For maintainers#
This section covers instructions and descriptions of helper functionality for maintainers of the ABCD-J data catalog, or for users who have the necessary technical expertise to contribute metadata to catalog themselves.
The catalog setup#
Note
Coming soon! This section will explain the design of the ABCD-J catalog, how it is put together using different tools, and the requirements for maintaining or contributing to the catalog.
Adding/updating catalog metadata#
Note
Coming soon! This section will explain how to use provided Python scripts to extract and add new metadata to the ABCD-J catalog, or how to update existing metadata
Generating a file list#
As mentioned in the user Instructions, the optional files
category lists
one or more files that form part of the dataset, with recognized properties:
path[POSIX]
(required)size[bytes]
(optional)checksum[md5]
(optional)url
(optional)
While such a list of files can be created manually, this becomes tedious and time consuming for datasets with many files. It is possible to use scripts to automatically generate a full file list for a given dataset. Such scripts need to generate a TSV file with the recognized properties and in the format specified in the user Instructions.

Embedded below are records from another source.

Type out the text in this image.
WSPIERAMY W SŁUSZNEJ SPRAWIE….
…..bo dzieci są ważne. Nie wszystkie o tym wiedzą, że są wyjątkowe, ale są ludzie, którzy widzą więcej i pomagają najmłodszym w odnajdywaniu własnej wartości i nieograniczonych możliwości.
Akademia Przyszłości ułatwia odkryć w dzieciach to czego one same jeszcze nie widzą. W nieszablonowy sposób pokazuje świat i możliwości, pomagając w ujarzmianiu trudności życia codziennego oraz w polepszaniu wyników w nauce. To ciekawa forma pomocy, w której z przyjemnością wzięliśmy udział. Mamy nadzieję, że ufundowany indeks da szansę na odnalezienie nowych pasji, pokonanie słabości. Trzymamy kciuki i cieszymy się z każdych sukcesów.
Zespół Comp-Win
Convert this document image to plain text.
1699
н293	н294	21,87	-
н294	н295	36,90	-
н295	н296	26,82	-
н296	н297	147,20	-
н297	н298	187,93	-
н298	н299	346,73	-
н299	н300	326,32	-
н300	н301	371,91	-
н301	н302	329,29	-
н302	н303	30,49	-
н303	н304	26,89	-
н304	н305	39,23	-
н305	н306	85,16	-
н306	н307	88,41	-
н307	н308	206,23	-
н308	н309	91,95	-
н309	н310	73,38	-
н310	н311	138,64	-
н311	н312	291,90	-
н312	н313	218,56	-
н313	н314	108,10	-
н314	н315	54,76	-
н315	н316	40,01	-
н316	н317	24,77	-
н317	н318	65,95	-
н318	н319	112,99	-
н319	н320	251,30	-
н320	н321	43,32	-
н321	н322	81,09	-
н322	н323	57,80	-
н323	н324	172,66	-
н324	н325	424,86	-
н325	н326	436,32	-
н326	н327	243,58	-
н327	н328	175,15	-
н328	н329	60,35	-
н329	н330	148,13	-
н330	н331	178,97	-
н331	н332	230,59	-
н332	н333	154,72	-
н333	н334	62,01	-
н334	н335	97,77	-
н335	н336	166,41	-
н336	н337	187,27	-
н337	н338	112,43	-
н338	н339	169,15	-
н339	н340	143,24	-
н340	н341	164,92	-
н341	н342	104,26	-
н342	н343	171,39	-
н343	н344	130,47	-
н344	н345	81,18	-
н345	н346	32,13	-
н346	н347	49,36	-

Since datasets can be stored in different formats, hosted in different locations, and be accessed
in different ways, it is unlikely that a single script can generalize a way in which to generate
a file list. We supply a script create_tabby_filelist.py
that currently supports two options
via arguments:
A folder with files, stored on local or server storage
A DataLad dataset, stored on local or server storage
Note
Customizations to support e.g. git repositories or compressed files are also possible
Hence, it is firstly important to identify whether the script will be run on a DataLad dataset, or some files on a file system.
Before running the scripts#
First ensure that you have a recent version of Python on your machine.
Then make sure you have the data-catalog
code available locally:
git clone https://github.com/abcd-j/data-catalog.git
For running the script on a folder with files, you do not need to install any further requirements.
For running the script on a DataLad dataset, please install requirements with pip
cd data-catalog
pip install -r requirements.txt
Running the scripts#
The create_tabby_filelist.py script can then be run as follows:
python3 code/create_tabby_filelist.py --method <glob | tree> --output <path-to-output-directory> <path-to-dataset-location>
where:
<glob | tree>
should be the selected method:glob
for a folder with files, ortree
for a DataLad dataset<path-to-output-directory>
is where the TSV file namedfiles@tby-ds1.tsv
will be written to<path-to-dataset-location>
is the location of the dataset (folder with files or DataLad dataset)
This will generate the correct TSV file at location <path-to-output-directory>/files@tby-ds1.tsv
, excluding the
values for the url
.
If your dataset has a specific download URL for each file, this can then be added to the TSV file. This process can be done manually, or with another script. Since URLs vary substantially, there is no general script that would be able to do this for any files. However, an example script can be found at add_file_urls.py, which could be custimized to suit your own file url schema.